In the letter written by Mr. Haight, and endorsed by council, to the people of Cockburn Island and others to whom it may concern, dated January 10, 2013 he states, “this is a letter of support for the Nature Conservancy of Canada’s (NCC) project to conserve over 22,000 acres of forest land on Cockburn Island. NCC’s goal is to have most or all of its property revert to an old growth forest and be a site for ecological research. This aligns with almost every islander’s vision for our community. Council members realize that NCC holding the land for conservation appears to be very compatible with our goal to have our island home remain almost completely undeveloped. With its beautiful shoreline and rich forest we have long been concerned that a developer at some point in time would buy up a large block and then harm the landscape through some combination of intensive commercial development of the shoreline or interior that might compromise the natural beauty of our island. The township council has been vigilant in protecting the landscape by its refusal to sell or stop up the township’s island and interior perimetre roads and the marine allowances.”

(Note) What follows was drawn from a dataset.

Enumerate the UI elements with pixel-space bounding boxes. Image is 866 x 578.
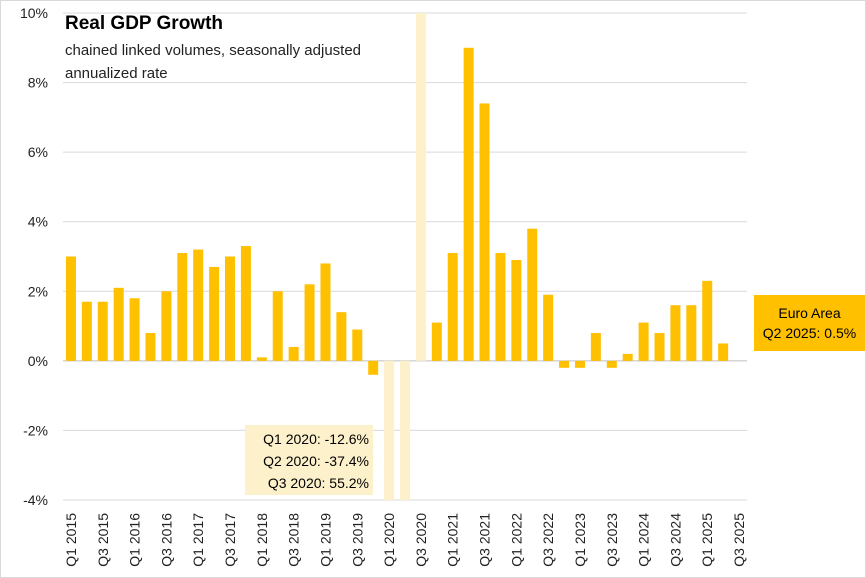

“There is a long and important tradition of deer hunting on Cockburn and the NCC will accommodate community interests by committing, as it did at a recent municipal council meeting, to allow hunting to continue,” wrote Mr. Haight. “It is understood that historical access roads and trails will remain open. As mayor and a life-long resident I am pleased that the NCC has accepted that the long standing history of this island and its citizens concerns will be an important consideration in the development of the NCC lands management plan. Residents and ratepayers share with the NCC an interest in protecting the plants, forest and wildlife that live and thrive in our great island community.”
Mr. Haight continued, “we appreciate that the NCC has also committed up front to ensuring there will be no net loss in revenue to the township as a result of an application under any tax reduction program. NCC has pledged to make up any difference in municipal tax revenue that might result so as not to add a tax burden to other property owners in the township.”
Cockburn council, “is pleased that NCC staff will be seeking input from the island’s residents and community organizations when writing up a management plan for its property. Speaking for myself I plan to accept their offer that the community plays a strong role in designing and implementing the NCC’s conservation project; and I will continue to share my knowledge and perspective while doing my part to protect the municipality’s interests. We share many similar concerns, such as keeping non-native plants in check-and I believe it is best we consider how to tackle such issues together.”
“I was born on Cockburn Island over 70 years ago,” wrote Mr. Haight. “It is a special place for me and many others, including families, and though it is remote we return to it year after year. I welcome the NCC playing a role with the municipality in making sure that the island is there in all its beauty for future generations to enjoy, and I encourage you to support the NCC’s project as the new custodians of over half of Cockburn Island.”
“We’ve had good conversations with the mayor an council and have started talking about a management plan, and a draft plan will be in the works in the next few months, with the input of the mayor and council and the community, as there seems to be a lot of community interest,” said Mr. Grant. “I will be on the island and be available in the summer and fall to talk to and get input from members of the community for our plan; we look forward to working with everyone in the community.”